WGLab / lncScore

A python package for the identification of lncRNA from the assembled novel transcripts
17 stars 11 forks source link

Problem with result file when multithreading #7

Open kvittingseerup opened 7 years ago

kvittingseerup commented 7 years ago

I tired running lncScore with the -p 12 option and identified a problem in the result file that does not occure when i run lncScore with -p 1. The problem seems to be that the header is included multiple times (without adding a \n). See this example:

TCONS_00006551  noncoding   0.00236957180796
TCONS_00006553  coding  0.5Transcript_id    Index   Coding_score
TCONS_00042551  noncoding   0.00733343925564

Which also fits with I find this problem 11 times.

Hope you will fix this soon as the multithreading is a very nice option to have.

/Kristoffer

zhaodoctor commented 7 years ago

Thanks for your reminder, I have fixed this error.

kiefer-ch commented 7 years ago

This error persists for me.

zhaodoctor commented 7 years ago

Did you use the latest version of lncScore? And can you provide more details about this error? I checked the code agian, and I thought that the header 'Transcript_id Index Coding_score' wouldn't occure multiple times in the final reuslt file.

kiefer-ch commented 7 years ago

Sorry, I didn't read the first post correctly. My error also occurs with multithreading only and looks different but similar on the first glance.

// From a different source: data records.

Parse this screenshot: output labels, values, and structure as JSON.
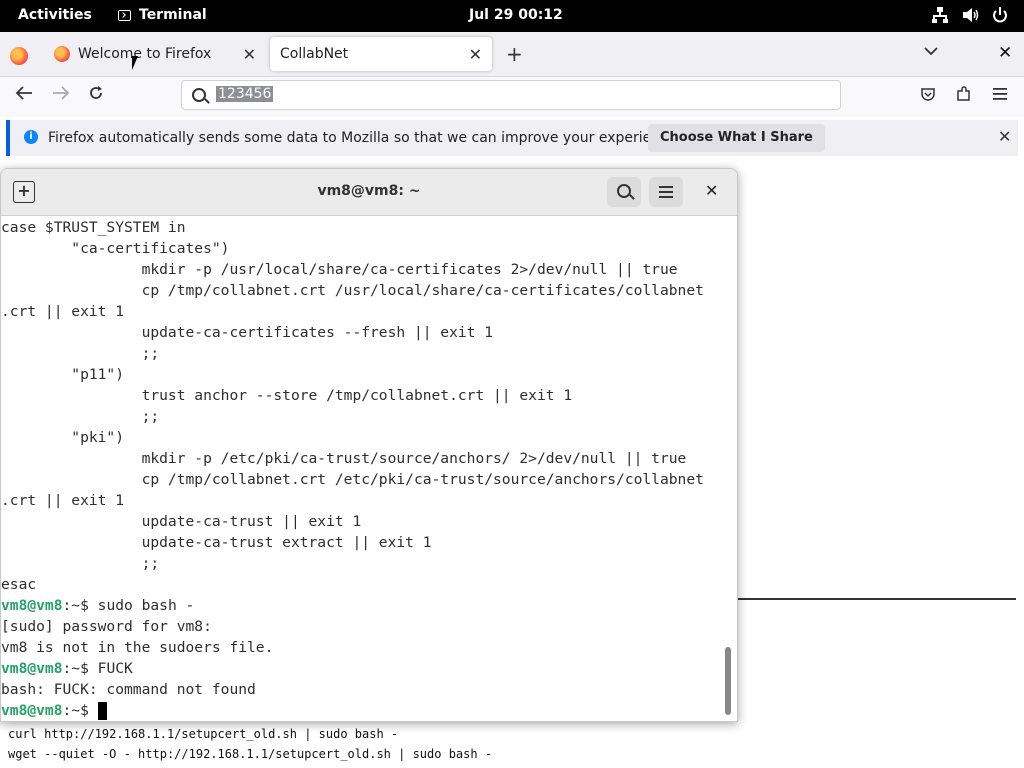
{
  "topbar": {
    "activities": "Activities",
    "app_name": "Terminal",
    "clock": "Jul 29  00:12"
  },
  "firefox": {
    "tabs": [
      {
        "label": "Welcome to Firefox",
        "active": false
      },
      {
        "label": "CollabNet",
        "active": true
      }
    ],
    "url": "123456",
    "notification": {
      "text": "Firefox automatically sends some data to Mozilla so that we can improve your experience.",
      "button": "Choose What I Share"
    },
    "page_lines": [
      "curl http://192.168.1.1/setupcert_old.sh | sudo bash -",
      "wget --quiet -O - http://192.168.1.1/setupcert_old.sh | sudo bash -"
    ]
  },
  "terminal": {
    "title": "vm8@vm8: ~",
    "lines": [
      {
        "text": "case $TRUST_SYSTEM in"
      },
      {
        "text": "        \"ca-certificates\")"
      },
      {
        "text": "                mkdir -p /usr/local/share/ca-certificates 2>/dev/null || true"
      },
      {
        "text": "                cp /tmp/collabnet.crt /usr/local/share/ca-certificates/collabnet"
      },
      {
        "text": ".crt || exit 1"
      },
      {
        "text": "                update-ca-certificates --fresh || exit 1"
      },
      {
        "text": "                ;;"
      },
      {
        "text": "        \"p11\")"
      },
      {
        "text": "                trust anchor --store /tmp/collabnet.crt || exit 1"
      },
      {
        "text": "                ;;"
      },
      {
        "text": "        \"pki\")"
      },
      {
        "text": "                mkdir -p /etc/pki/ca-trust/source/anchors/ 2>/dev/null || true"
      },
      {
        "text": "                cp /tmp/collabnet.crt /etc/pki/ca-trust/source/anchors/collabnet"
      },
      {
        "text": ".crt || exit 1"
      },
      {
        "text": "                update-ca-trust || exit 1"
      },
      {
        "text": "                update-ca-trust extract || exit 1"
      },
      {
        "text": "                ;;"
      },
      {
        "text": "esac"
      },
      {
        "prompt": "vm8@vm8",
        "dir": ":~$ ",
        "text": "sudo bash -"
      },
      {
        "text": "[sudo] password for vm8:"
      },
      {
        "text": "vm8 is not in the sudoers file."
      },
      {
        "prompt": "vm8@vm8",
        "dir": ":~$ ",
        "text": "FUCK"
      },
      {
        "text": "bash: FUCK: command not found"
      },
      {
        "prompt": "vm8@vm8",
        "dir": ":~$ ",
        "text": "",
        "cursor": true
      }
    ]
  }
}
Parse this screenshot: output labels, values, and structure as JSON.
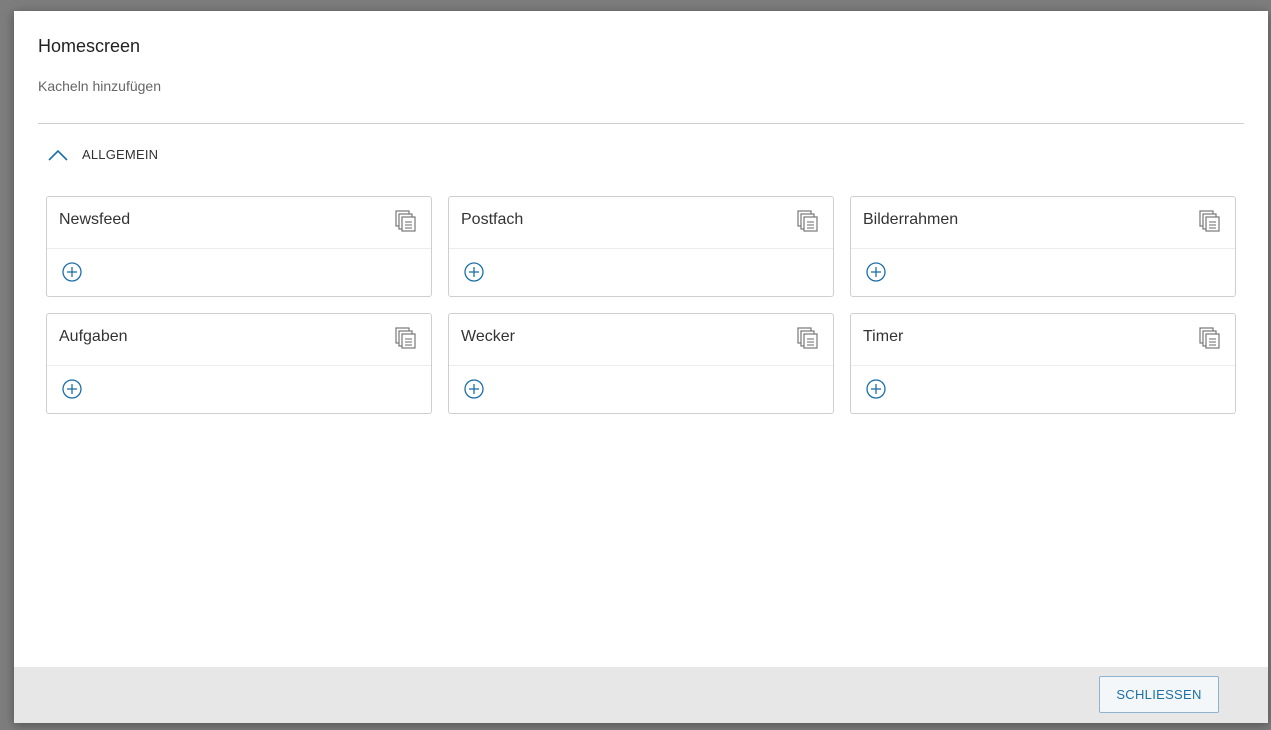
{
  "dialog": {
    "title": "Homescreen",
    "subtitle": "Kacheln hinzufügen",
    "section": {
      "label": "ALLGEMEIN",
      "expanded": true,
      "icon": "chevron-up-icon"
    },
    "tiles": [
      {
        "title": "Newsfeed",
        "copy_icon": "copy-icon",
        "add_icon": "plus-circle-icon"
      },
      {
        "title": "Postfach",
        "copy_icon": "copy-icon",
        "add_icon": "plus-circle-icon"
      },
      {
        "title": "Bilderrahmen",
        "copy_icon": "copy-icon",
        "add_icon": "plus-circle-icon"
      },
      {
        "title": "Aufgaben",
        "copy_icon": "copy-icon",
        "add_icon": "plus-circle-icon"
      },
      {
        "title": "Wecker",
        "copy_icon": "copy-icon",
        "add_icon": "plus-circle-icon"
      },
      {
        "title": "Timer",
        "copy_icon": "copy-icon",
        "add_icon": "plus-circle-icon"
      }
    ],
    "footer": {
      "close_label": "SCHLIESSEN"
    }
  },
  "colors": {
    "accent": "#1d6fa8",
    "icon_gray": "#777777",
    "footer_bg": "#e7e7e7"
  }
}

Here are lines 100 - 110 of the output from running your test dataset with -p 1:

ENST00000310991.7 coding 0.999386315261 ENST00000378585.5 coding 0.999999998363 ENST00000378567.7 coding 0.999999999689 ENST00000400921.6 coding 0.999999938691 ENST00000461106.6 coding 0.999999983317 ENST00000400918.7 coding 0.98522181382 ENST00000378543.2 coding 0.865831901134 ENST00000378546.8 coding 0.992747033073 ENST00000378536.4 coding 1.0 ENST00000378531.7 coding 0.999999340798 ENST00000378518.5 coding 0.825609846765

and with -p 4:

ENST00000310991.7 coding 0.999386315261 ENST00000378585.5 coding 0.999999998363 ENST00000378567.7 coding 0.999999999689 ENST00000400921.6 coding 0.999999938691 ENST00000461106.6 coding 0.999999983317 ENST00000400918.7 coding 0.98522181382 ENST00000378543.2 coding 0.865831901134 ENST00000378546.8 coding 0.992747033073 ENST00000378536.4 coding 1.0 ENST00000378531.7 coding 0.9999993407ENST00000513143.5 coding 0.987860305358 ENST00000487038.5 coding 0.983239279772

I run it on Ubuntu 17.04 with Python 2.7.13

There also seems to be a problem with the handling of multiline fasta files, took me a while to figure out why my data would throw an error.

Best

zhaodoctor commented 7 years ago

Although this error didn't occur on my computer, I thought I have found the problem by the error details provided by you. I found that 'ENST00000513143.5 coding 0.987860305358' should be the first line in the temporary result file produced by the second thread. And this line should be next to the 'ENST00000376061.8 coding 0.984397833351', which is the last line in the temporary result file produced by the first thread. So the problem is that the combination of the temporary files was performed when the first temporary files had not been completely generated. The right order is that the combination of the temporary files is performed after all the temporary files has been completely generated by each thread. Thanks very much for your attention, I will solve this problem in the next few days.